Thursday, April 25, 2024
Perfil

OP-ED | 26-08-2022 10:29

Trial of the century or a century on trial?

There was an air of climax about Diego Luciani’s conclusion of the case for the prosecution last Monday but in reality the trial has only just begun.

If some 230 years ago the French revolutionaries decided that as an infant republic they could not just bump off Louis XVI but had to place him on trial with only one possible verdict of guilty, Vice-President Cristina Fernández de Kirchner today seems to aspire to a similarly one-track justice – no presidential pardon (rejected in midweek by President Alberto Fernández as “monarchical”) but a trial with the confirmation of her innocence as the only acceptable outcome.

When the pre-trial proceedings of the Santa Cruz highway contract case reaching its current climax this week with federal prosecutor Diego Luciani’s request for a 12-year sentence and a permanent ban from public office began in late 2019, the Vice-President made the histrionic claim that history had absolved or acquitted her. It is worth looking at that claim made in the flush of electoral victory only five weeks previously and comparing it with the current grim economic context which cannot be ignored. Three years ago that triumph was sealed by enough voters turning a blind eye to corruption (then admitted by even around half of Frente de Todos supporters) because they were more concerned about the dent in their real wages – with runaway inflation driving a coach and horses through real wages as the leading concern of public opinion today, can Cristina Kirchner count on the same verdict from an electoral tribunal now?

In this sense it might be worth asking whether the massive distraction of this trial of Kirchnerite corruption is a help or a hindrance for the new Economy Minister Sergio Massa as he takes his thus far timid baby steps towards austerity but the subject of this editorial must remain that trial as the undisputed centre of attention in this week’s news. 

Assuming in advance her conviction within a hostile judicial system and not being able to count on any electoral verdict beyond the courtrooms, the hard-pressed veep nevertheless does not stand alone. Her resilience lies not so much in her meretricious arguments of “lawfare” persecution of an innocent champion of the masses, which does not convince anybody except the already convinced fanatics, but in an empathy with her plight extending in political ranks well beyond a strangely united Peronism. Crony capitalism is the name of the game within public works and there is hardly a provincial governor who could escape scrutiny here – nor is there any such thing as a wholly private sector because the sheer size of the state makes it impossible for even companies with the purest entrepreneurial ethos to ignore the government. The opposition is not exempt from shady operators like Daniel Angelici or Nicky Caputo (implausibly blamed for the dollar-laden bags of her Public Works Secretary José López in Tuesday’s vice-presidential diatribe). The whole trial is thus a dangerous precedent for the entire political establishment, the more so if an elected government can be branded as an “illicit association.” Even the far left, which should be free from any such inhibitions as outside the system, has bizarrely sprung to Cristina Kirchner’s defence against their own electoral self-interest since they are in direct competition with Kirchnerism for the working-class vote.

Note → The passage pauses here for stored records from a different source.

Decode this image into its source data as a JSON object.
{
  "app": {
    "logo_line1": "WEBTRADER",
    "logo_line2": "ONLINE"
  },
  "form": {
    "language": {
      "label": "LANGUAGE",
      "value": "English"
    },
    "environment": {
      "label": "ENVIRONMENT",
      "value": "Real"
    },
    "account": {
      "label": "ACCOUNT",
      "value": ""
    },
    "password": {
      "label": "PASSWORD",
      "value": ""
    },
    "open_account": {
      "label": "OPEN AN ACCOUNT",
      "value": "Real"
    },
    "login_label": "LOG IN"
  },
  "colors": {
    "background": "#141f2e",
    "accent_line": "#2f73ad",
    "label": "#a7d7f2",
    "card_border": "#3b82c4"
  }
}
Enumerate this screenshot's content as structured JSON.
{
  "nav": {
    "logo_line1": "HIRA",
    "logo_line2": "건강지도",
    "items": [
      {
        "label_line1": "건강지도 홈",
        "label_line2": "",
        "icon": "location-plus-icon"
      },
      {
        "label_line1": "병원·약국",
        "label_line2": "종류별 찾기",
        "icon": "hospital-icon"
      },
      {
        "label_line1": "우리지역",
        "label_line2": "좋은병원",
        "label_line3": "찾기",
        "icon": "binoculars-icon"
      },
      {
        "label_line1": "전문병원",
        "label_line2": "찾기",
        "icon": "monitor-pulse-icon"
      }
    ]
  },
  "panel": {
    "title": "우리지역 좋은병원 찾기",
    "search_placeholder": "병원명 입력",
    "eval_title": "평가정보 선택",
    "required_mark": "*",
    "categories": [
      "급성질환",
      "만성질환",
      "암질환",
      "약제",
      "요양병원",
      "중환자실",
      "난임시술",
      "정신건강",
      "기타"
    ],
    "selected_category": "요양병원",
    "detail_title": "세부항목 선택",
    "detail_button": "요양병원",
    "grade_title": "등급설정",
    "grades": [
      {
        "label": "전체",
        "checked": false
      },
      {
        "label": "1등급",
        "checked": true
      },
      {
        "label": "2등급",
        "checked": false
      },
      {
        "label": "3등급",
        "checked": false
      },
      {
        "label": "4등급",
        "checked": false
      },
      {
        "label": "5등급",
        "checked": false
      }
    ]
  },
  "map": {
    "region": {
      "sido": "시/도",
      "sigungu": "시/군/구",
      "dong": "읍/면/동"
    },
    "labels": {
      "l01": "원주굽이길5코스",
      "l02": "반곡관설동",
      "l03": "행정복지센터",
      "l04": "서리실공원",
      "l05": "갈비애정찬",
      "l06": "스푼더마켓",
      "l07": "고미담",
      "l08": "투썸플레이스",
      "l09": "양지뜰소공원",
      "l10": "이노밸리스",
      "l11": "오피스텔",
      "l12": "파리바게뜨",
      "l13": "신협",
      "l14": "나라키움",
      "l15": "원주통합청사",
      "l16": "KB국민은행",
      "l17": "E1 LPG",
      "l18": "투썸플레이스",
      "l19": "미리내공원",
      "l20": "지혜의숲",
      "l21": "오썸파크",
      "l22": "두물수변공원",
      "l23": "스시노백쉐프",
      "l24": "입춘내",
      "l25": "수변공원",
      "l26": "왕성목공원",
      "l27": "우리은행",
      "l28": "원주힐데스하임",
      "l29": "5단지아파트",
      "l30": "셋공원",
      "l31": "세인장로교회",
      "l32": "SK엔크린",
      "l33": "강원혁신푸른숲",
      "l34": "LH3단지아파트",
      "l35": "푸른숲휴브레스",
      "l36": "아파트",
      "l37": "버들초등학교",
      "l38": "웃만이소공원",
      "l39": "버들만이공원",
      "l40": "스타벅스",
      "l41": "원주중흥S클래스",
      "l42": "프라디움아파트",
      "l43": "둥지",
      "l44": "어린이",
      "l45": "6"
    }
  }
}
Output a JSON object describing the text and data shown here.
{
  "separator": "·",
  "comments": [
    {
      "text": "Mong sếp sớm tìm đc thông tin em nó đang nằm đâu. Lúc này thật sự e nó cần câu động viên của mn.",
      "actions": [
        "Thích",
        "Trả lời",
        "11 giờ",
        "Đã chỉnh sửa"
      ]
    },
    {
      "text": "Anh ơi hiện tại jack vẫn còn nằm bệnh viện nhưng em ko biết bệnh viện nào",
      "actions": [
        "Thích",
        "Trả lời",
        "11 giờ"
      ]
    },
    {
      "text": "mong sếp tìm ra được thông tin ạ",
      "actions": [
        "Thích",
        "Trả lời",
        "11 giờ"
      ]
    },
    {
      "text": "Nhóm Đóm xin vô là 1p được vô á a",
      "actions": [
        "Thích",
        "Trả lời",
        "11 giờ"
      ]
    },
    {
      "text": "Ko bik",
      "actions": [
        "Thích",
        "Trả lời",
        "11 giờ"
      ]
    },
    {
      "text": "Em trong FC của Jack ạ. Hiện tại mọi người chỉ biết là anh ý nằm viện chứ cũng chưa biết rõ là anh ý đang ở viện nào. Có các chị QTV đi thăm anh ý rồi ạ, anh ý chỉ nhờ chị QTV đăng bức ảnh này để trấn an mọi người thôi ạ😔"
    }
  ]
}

There was an air of climax about Luciani’s conclusion of the case for the prosecution last Monday but in reality the trial has only just begun while there is no finality even to the surrounding fireworks – if it seemed that the Vice-President had fired every possible loose cannon in her 90-minute onslaught on Tuesday, President Fernández trumped her the next day with his dumbfounding hope that Luciani would not commit suicide like Alberto Nisman. And while broad sectors of both media and public opinion seem to be jumping to the conclusion that Cristina Kirchner already stands convicted, they should bear in mind that they are thus echoing the defendant’s own viewpoint – those who profess to defend the institutions against Kirchnerite populism should be the first to respect the times of the trial and await the final verdict.

In conclusion, the judicial war of Cristina Kirchner, a top priority throughout the Frente de Todos government to its own detriment, occupied centre stage almost exclusively last week but might there not be other issues – was William Shakespeare right when he wrote: “All the world’s a stage”?